Energy experts continue to debate whether the world has already reached a peak in global oil output or if the moment of maximum yield still lies years ahead. But if we could look back to today from 50 years hence, the difference between a peak in 2008 or, say, 2015 is largely immaterial: for all practical purposes we are now perched on the summit of the depletion curve of world petroleum, and will remain in this territory – a rounded crest when seen from afar, not a sharp apex – for some years to come. There is nothing further to be gained by arguing about the precise moment of peak oil, or from seeking to delay its arrival. From now on, our overarching challenge is to adjust to life on the petroleum summit.
One might naturally assume that life on the summit would be especially comfortable. After all, there is more oil being pumped today than ever before. It is likely, moreover, that we can count on continued high levels of output for another decade or so, probably augmented by additional liquids derived from Canadian tar sands, Rocky Mountain shale, biofuels and other “unconventional” fuel sources.

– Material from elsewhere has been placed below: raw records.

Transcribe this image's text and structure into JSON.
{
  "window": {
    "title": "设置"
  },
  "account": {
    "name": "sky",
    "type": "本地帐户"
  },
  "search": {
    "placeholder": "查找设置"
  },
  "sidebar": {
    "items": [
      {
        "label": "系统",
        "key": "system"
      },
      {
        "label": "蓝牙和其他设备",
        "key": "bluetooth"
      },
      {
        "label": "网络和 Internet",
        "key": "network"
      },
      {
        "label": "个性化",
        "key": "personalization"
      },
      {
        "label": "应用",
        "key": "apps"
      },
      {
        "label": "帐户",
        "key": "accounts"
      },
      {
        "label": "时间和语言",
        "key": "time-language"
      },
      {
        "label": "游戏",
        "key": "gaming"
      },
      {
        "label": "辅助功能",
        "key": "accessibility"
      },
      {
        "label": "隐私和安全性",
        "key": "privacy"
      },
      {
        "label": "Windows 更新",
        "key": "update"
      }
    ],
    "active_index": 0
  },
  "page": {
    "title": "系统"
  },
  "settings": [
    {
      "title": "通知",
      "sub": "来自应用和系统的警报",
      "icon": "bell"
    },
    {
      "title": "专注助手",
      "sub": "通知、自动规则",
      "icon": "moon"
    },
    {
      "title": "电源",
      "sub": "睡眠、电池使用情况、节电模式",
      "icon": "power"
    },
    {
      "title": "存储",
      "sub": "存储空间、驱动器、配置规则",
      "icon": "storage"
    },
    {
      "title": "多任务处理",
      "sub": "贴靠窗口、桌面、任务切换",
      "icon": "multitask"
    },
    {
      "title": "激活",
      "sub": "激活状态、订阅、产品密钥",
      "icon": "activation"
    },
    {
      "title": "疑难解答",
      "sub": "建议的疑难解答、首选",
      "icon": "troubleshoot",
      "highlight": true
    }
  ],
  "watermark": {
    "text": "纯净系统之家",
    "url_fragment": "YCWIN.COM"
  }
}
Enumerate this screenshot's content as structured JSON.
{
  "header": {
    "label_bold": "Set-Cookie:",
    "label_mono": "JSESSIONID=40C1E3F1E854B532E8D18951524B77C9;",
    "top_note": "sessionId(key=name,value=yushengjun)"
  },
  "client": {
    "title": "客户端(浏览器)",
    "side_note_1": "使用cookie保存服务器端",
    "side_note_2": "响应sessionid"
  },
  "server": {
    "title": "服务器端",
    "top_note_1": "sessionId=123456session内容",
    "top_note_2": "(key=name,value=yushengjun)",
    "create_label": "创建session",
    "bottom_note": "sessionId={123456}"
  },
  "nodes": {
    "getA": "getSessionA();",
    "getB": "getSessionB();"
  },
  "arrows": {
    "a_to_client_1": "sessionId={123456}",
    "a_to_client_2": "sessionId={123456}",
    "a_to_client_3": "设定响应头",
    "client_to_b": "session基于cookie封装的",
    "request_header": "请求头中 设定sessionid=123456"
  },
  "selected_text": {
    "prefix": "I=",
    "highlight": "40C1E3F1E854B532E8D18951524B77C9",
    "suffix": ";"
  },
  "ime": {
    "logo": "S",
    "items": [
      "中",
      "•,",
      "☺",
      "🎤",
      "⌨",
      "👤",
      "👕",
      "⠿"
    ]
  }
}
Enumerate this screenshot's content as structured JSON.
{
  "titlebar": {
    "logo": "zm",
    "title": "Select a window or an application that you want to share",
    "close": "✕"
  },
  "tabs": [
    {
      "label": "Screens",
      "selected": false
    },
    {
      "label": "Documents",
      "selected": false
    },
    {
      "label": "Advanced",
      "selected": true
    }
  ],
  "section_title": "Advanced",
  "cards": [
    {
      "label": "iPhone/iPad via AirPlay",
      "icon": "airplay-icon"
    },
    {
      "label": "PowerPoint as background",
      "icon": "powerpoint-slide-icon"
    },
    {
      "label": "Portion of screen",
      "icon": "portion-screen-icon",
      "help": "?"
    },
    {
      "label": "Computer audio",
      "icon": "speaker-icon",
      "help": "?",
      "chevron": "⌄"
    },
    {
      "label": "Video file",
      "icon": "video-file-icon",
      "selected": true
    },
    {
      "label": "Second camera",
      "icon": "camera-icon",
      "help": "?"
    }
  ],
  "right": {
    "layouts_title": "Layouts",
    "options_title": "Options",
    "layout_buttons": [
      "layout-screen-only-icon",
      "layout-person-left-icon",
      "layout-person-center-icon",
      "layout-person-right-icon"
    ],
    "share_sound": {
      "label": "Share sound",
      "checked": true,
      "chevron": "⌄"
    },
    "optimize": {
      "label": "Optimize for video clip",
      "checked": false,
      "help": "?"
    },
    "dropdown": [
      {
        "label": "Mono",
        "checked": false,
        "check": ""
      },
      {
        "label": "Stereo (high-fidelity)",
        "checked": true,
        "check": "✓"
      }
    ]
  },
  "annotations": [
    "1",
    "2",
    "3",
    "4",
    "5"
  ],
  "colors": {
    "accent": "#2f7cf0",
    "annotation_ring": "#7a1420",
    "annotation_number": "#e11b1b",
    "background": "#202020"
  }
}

But the price of oil has shattered all previous records and there appear to be no barriers to its continued rise. Other vital products derived from petroleum or reliant on its ready availability – petrochemicals, plastics, pesticides and food – have also risen in cost, adding to our economic woes.
What, then, distinguishes this new era from that which preceded it? In the past, global petroleum output largely kept pace with the growth in international demand. This meant that major petroleum consumers – states, corporations, public utilities or individuals – could procure new oil-devouring systems with full confidence that adequate and affordable supplies would be available to fuel them in the years ahead. Car buyers could acquire a giant SUV assuming that gasoline would remain relatively affordable; farmers and truckers could buy powerful, fuel-guzzling vehicles believing that diesel would remain at an equivalent rate.
The pre-peak period of growth and abundance also provided considerable elasticity in the face of crisis and turmoil. When Iraq invaded Kuwait in 1990 and an international embargo was placed on both Iraqi and Kuwaiti crude, Saudi Arabia and other pro-western suppliers were able ramp up production, averting a global energy shortage and the resulting economic meltdown. The Saudis played this critical role on several other occasions, keeping the world well supplied with oil even in the most demanding of times.
But life on the summit will be very different. Although the global energy industry is pumping out more crude than ever, it is no longer capable of increasing output in tandem with ever-rising international demand. According to the latest projections from the US Department of Energy, world petroleum demand will rise from about 86 million barrels per day in 2007 to an estimated 106 million barrels in 2025. Some of these added barrels – perhaps 8 or 9 million per day – will be provided by unconventional sources, but a large share will have to come from conventional petroleum. But a growing number of analysts believe that the industry is now at, or close to, its maximum rate of output. This means that ever-increasing demand will constantly be chasing stagnant supply, thus driving up prices – precisely the situation we see today.